The DPC exercised the following corrective powers (pursuant to Section 115 of the Data Protection Act 2018 and Article 58(2) GDPR) with regard to the infringements:
- ordered TikTok to bring its processing into compliance with the GDPR within a period of three months from the date on which TikTok was notified of the DPC’s decision;
- issued a reprimand regarding the identified infringements of the GDPR; and
- imposed three administrative fines totalling €345 million, including:
- €100 million for finding 1, regarding infringements of data minimisation principle in Article 5(1)(c), and the data protection by design and by default obligations in Articles 25(1) and 25(2);
- €65 million for finding 3, regarding infringements of the security principle in Article 5(1)(f), and the data protection by design and by default obligation in Article 25(1) GDPR; and
- €180 million for finding 5, regarding infringements of the transparency obligations in Articles 12(1) and 13(1)(e) GDPR.
In imposing the administrative fines, the DPC noted that TikTok had implemented changes following the Relevant Period. However, it commented that it is "not always possible to retrospectively correct a past lack of control, as personal data has already been published and data subjects may already have suffered consequential damage as a result".
That said, the DPC acknowledged that TikTok's actions may have decreased the likelihood of further additional risk of damage to data subjects following GDPR infringements. As a result, the DPC formed the view that such actions provided limited mitigation of the damage to data subjects. The DPC therefore considered the actions to be of "mitigating value".
Impact of DPC Decision
Although this decision was directed at TikTok, it has implications for any EU/EEA organisation that processes children's personal data.
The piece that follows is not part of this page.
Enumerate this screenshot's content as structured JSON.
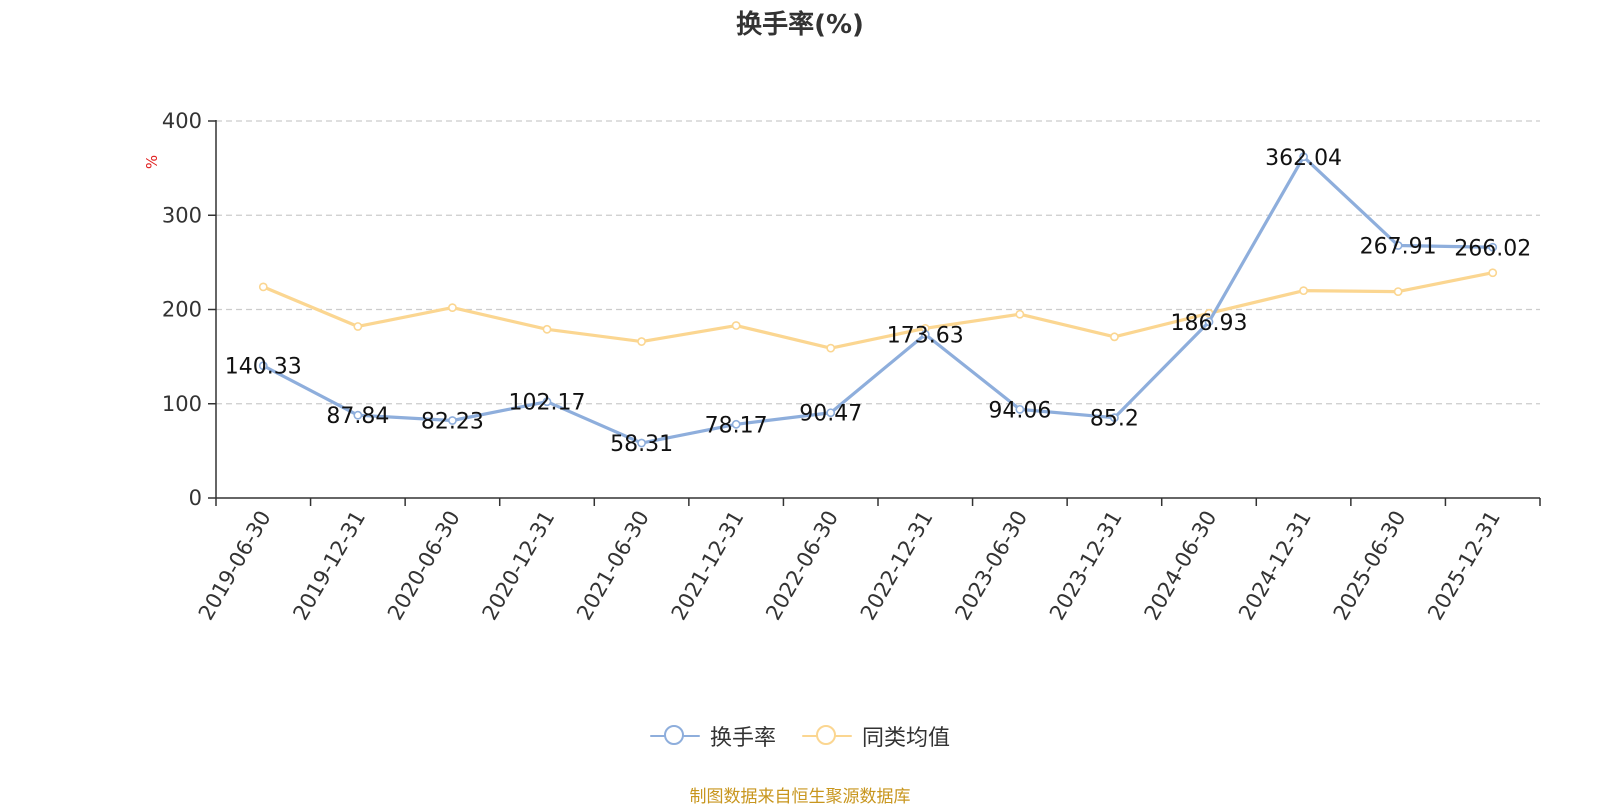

The key takeaway from the decision is that organisations must review their technical and organisational measures to ensure that they adopt a privacy by design and by default approach to processing personal data. Where organisations process children's personal data, they must take account of the specific risks posed to children. This is particularly so where such risks include the possibility that bad actors could directly communicate with children as a result of the organisation's technical designs and default settings. These risks must be clearly identified in a data protection impact assessment, and where an organisation could process personal data of children under the age of 13, this must be addressed as a specific risk.
In addition, privacy notices must clearly identify the categories of recipients of data subjects' personal data. Vague and broad language such as "may" and "third parties" are unclear and fail to communicate the actual recipients of personal data, in a plain and transparent manner. The DPC expects privacy notices to include clear and definitive terms to identify recipients, or categories of recipients.
Finally, organisations must ensure that they do not use dark patterns to subconsciously encourage or "nudge" users to choose more privacy-intrusive settings to the detriment of their privacy interests. Data subjects should be encouraged to make decisions that promote the protection of their personal data.